I acknowledge the incredibly tough year that has been experienced across the sector by providers, childcare professionals, parents and teachers. The sector showed huge resilience in its initial reopening on 29 June and the subsequent reopening in September. It led the way for schools by showing how the public health guidance could be implemented, which gave real confidence that we could apply such guidance in schools.

In the budget this year, I have secured a total of €638 million for early learning and care programmes and initiatives next year. An additional €3.6 million in funding will be allocated to services participating in the action and inclusion model, AIM, in 2021 and this funding will allow for a further 10% increase in the number of children with disabilities who receive targeted supports under AIM, compared with the 2020 funding allocation. In addition, I have secured access for the sector to the employment wage subsidy scheme, EWSS, with a critical exemption to the turnover rule that applies to all other participants in the scheme. This will be worth €60 million for the first three months of next year. It is important to note that the sector received a unique and extensive range of supports in 2020, which is estimated at a value of €180 million above and beyond the childcare budget that was originally in place for 2020. That is indicative of the value and importance that is placed on the sector by me, my Department and the whole Government.

In recent times, the primary focus of my Department has been on sustaining the early learning and school age childcare sector. We have kept services open by funding the additional costs associated with following the public health guidance and lower occupancy and through encouraging greater uptake of childcare places. The key new contributor to the early learning and care, ELC, and school age childcare, SAC, sectors in 2021 is the employment wage subsidy scheme which funds up to €200 per week per staff member. That funding is now secure until 23 March next year, at which point I will continue to work to ensure that the sector is adequately provided for in any successor to the EWSS.

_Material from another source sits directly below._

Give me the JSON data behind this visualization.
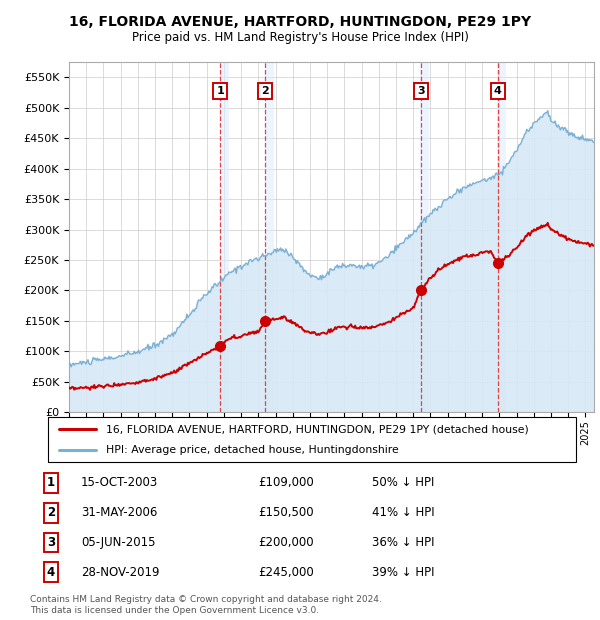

A second key contributor to the sector in 2021 will be to encourage more parents to access safe and more affordable early learning and childcare services. We saw a reduction in demand in 2020 in both numbers and hours but despite that, I retained all funding for childcare in budget 2021, meaning there is funding available now for up to 20,000 new families to join the national childcare scheme and access subsidies of up to €200 per child. There will also be funding for higher subsidies in 2021 for families who avail of the national childcare scheme or other schemes but are now on lower incomes because of Covid-19.

My focus has been on the sustainability of services in the context of Covid-19 throughout the past year, and that will remain my focus in 2021. I will also focus on protecting jobs through supporting staff wages and continuing to invest in schemes that save money for parents.